Letztlich sei aber nicht das Klinikum für die Aufrechterhaltung der ambulanten medizinischen Versorgung zuständig, sondern die KVN. Bezüglich der Verhandlungen mit der Stadt Soltau gehe es aktuell darum, die Runde der Beteiligten um Mitglieder des Stadtrates zu erweitern. Die konstituierende Sitzung in erweiterter Runde soll am 19. Juni stattfinden.

Deutlich wird Grote zu einer im Raume stehenden Klage der Stadt Soltau: Diese würde den Zeitplan des Projektes möglicherweise gefährden, möglicherweise höhere Kosten verursachen und hätte eine negative Auswirkung gegenüber Dritten.
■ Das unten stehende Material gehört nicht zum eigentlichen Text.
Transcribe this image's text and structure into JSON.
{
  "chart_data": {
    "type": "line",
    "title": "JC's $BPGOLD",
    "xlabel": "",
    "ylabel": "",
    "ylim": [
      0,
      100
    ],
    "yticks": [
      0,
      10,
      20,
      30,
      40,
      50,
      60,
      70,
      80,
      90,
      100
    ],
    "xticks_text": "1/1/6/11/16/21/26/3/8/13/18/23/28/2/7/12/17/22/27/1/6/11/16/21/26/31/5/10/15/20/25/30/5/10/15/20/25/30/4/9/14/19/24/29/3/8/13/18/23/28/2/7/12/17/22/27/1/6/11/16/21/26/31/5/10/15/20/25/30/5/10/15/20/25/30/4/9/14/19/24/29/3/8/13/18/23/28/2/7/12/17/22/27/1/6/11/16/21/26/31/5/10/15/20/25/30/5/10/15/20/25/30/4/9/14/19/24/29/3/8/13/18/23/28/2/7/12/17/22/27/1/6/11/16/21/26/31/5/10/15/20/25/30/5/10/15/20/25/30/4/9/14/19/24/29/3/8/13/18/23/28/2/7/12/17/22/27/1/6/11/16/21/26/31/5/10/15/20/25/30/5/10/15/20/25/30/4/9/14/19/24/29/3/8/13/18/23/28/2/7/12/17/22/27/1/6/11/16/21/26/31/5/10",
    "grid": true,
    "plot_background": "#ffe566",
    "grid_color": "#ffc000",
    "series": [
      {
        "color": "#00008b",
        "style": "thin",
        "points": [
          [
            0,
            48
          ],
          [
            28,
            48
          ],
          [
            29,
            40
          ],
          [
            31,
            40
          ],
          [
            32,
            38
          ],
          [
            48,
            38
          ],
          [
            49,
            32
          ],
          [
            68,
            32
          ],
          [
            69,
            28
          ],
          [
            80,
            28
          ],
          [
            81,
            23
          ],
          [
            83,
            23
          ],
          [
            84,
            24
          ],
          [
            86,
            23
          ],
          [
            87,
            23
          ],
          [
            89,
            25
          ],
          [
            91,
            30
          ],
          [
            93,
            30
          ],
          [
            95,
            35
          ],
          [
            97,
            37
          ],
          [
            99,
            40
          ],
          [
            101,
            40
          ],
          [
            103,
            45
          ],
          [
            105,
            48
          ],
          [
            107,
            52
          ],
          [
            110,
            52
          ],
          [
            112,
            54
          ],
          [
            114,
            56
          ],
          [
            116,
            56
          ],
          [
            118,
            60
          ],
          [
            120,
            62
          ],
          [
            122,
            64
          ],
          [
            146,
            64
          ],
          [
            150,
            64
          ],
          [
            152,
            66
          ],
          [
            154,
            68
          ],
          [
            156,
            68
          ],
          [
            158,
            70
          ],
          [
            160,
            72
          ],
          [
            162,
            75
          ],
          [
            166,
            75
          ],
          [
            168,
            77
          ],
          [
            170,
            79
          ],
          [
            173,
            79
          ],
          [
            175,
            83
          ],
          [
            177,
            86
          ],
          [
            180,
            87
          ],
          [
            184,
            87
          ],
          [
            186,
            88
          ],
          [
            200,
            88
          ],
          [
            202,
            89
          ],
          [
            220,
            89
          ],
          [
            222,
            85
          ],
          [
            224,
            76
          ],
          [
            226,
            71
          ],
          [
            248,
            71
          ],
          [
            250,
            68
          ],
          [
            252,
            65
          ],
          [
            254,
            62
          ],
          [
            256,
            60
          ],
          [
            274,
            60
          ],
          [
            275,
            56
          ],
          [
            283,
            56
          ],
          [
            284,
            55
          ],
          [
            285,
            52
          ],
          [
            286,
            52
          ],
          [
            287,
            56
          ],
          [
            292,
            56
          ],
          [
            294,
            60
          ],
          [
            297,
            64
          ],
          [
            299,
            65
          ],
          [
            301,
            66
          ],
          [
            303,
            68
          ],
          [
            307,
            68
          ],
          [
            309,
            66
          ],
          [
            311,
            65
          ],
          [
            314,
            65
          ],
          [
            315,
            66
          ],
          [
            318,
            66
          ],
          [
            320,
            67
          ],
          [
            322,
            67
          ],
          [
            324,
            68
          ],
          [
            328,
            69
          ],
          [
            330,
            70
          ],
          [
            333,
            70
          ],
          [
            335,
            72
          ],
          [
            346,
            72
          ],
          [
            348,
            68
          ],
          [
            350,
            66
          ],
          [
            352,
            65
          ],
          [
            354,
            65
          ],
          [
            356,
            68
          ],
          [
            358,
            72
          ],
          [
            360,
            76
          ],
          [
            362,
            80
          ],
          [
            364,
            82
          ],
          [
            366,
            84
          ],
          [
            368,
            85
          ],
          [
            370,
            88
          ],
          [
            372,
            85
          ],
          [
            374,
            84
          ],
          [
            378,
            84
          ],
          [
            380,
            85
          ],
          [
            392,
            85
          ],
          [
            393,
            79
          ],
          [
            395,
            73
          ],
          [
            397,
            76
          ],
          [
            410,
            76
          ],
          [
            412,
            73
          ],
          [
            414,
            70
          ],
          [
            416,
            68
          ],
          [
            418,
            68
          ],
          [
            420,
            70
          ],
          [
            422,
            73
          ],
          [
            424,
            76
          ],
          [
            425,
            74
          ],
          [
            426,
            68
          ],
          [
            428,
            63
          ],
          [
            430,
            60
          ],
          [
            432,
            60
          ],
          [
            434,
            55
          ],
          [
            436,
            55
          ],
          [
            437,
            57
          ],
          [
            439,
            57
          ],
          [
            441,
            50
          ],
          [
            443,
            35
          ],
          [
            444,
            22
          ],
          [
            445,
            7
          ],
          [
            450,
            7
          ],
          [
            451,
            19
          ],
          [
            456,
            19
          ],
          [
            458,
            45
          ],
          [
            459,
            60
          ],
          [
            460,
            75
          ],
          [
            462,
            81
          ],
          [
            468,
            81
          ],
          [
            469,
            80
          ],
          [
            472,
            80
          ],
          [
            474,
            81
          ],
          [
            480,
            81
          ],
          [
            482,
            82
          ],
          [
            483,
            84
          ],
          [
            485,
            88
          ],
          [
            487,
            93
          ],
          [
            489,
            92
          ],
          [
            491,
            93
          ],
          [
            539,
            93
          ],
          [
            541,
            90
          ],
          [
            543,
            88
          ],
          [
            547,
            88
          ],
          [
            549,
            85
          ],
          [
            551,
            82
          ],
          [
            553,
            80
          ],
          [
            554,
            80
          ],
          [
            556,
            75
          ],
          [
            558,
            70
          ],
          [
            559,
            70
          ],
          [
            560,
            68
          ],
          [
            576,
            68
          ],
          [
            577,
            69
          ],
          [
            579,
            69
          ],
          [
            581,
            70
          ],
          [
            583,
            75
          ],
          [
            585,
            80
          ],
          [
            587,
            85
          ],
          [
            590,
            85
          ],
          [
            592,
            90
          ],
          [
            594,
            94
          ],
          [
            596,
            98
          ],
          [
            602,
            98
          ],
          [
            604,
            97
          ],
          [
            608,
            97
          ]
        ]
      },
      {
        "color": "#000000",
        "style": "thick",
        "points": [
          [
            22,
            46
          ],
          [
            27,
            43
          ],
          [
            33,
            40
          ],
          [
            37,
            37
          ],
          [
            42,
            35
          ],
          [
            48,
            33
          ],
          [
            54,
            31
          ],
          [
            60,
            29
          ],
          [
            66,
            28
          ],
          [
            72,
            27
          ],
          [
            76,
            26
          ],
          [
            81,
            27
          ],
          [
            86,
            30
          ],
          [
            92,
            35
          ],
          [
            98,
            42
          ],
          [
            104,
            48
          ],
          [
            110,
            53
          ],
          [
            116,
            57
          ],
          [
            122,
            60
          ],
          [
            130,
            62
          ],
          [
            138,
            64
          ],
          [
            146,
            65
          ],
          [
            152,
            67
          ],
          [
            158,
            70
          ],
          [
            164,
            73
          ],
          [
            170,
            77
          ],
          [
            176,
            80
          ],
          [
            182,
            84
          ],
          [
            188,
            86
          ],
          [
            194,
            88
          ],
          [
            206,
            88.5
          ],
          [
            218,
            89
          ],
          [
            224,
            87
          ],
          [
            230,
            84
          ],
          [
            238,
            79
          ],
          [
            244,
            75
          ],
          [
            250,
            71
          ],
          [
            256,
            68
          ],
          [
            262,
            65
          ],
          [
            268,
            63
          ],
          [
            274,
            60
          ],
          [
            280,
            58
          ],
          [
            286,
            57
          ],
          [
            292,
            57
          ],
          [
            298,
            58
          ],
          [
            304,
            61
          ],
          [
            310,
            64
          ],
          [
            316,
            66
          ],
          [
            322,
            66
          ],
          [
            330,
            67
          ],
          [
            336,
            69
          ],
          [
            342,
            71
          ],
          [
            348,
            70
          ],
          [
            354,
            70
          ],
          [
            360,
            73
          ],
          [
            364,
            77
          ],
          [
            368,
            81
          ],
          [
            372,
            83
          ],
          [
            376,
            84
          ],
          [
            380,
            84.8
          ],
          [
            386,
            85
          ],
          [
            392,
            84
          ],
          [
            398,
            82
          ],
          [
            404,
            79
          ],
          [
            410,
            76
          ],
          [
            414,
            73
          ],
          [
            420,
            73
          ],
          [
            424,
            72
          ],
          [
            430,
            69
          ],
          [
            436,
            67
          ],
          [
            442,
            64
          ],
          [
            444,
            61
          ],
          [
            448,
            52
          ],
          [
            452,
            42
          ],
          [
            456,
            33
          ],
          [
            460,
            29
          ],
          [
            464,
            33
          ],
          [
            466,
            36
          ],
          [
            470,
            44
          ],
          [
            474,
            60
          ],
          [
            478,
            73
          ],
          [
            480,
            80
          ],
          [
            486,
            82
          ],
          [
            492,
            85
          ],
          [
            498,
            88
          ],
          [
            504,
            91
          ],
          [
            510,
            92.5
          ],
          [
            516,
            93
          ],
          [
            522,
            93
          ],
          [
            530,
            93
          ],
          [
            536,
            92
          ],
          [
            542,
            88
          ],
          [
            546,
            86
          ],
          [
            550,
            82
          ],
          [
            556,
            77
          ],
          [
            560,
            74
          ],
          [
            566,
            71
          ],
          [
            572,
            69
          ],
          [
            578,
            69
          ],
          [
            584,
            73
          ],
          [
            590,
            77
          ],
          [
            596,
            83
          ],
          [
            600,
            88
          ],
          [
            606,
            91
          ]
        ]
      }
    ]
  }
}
„Sie würde viele Bürgerinnen und Bürger des Heidekreises und ebenso viele Mitarbeitende des Heidekreis-Klinikums sorgen. Der Landkreis geht davon aus, dass die Stadt Soltau ihre berechtigten Interessen, die auch Interessen des Landkreises sind, ohne Klage erreichen kann und wird.“

Ach die Chirurgische Praxis von Dr. Daniel Allgeier gehört inzwischen zum MVZ. Foto: at

Aushub schon Ende des Jahres?

Einen sportlichen Zeitplan haben sich die Verantwortlichen des Heidekreis-Klinikums und des Landkreises als kommunaler Träger für die Umsetzung des Neubauvorhabens in Bad Fallingbostel gesetzt. Bereits Ende des Jahres soll danach der Aushub der Baugrube starten. Der Rohbau ist ab dem Frühjahr 2024 vorgesehen, der Innenausbau in den ersten Bauabschnitten ein Jahr später und der endgültige Einzug Ende 2027.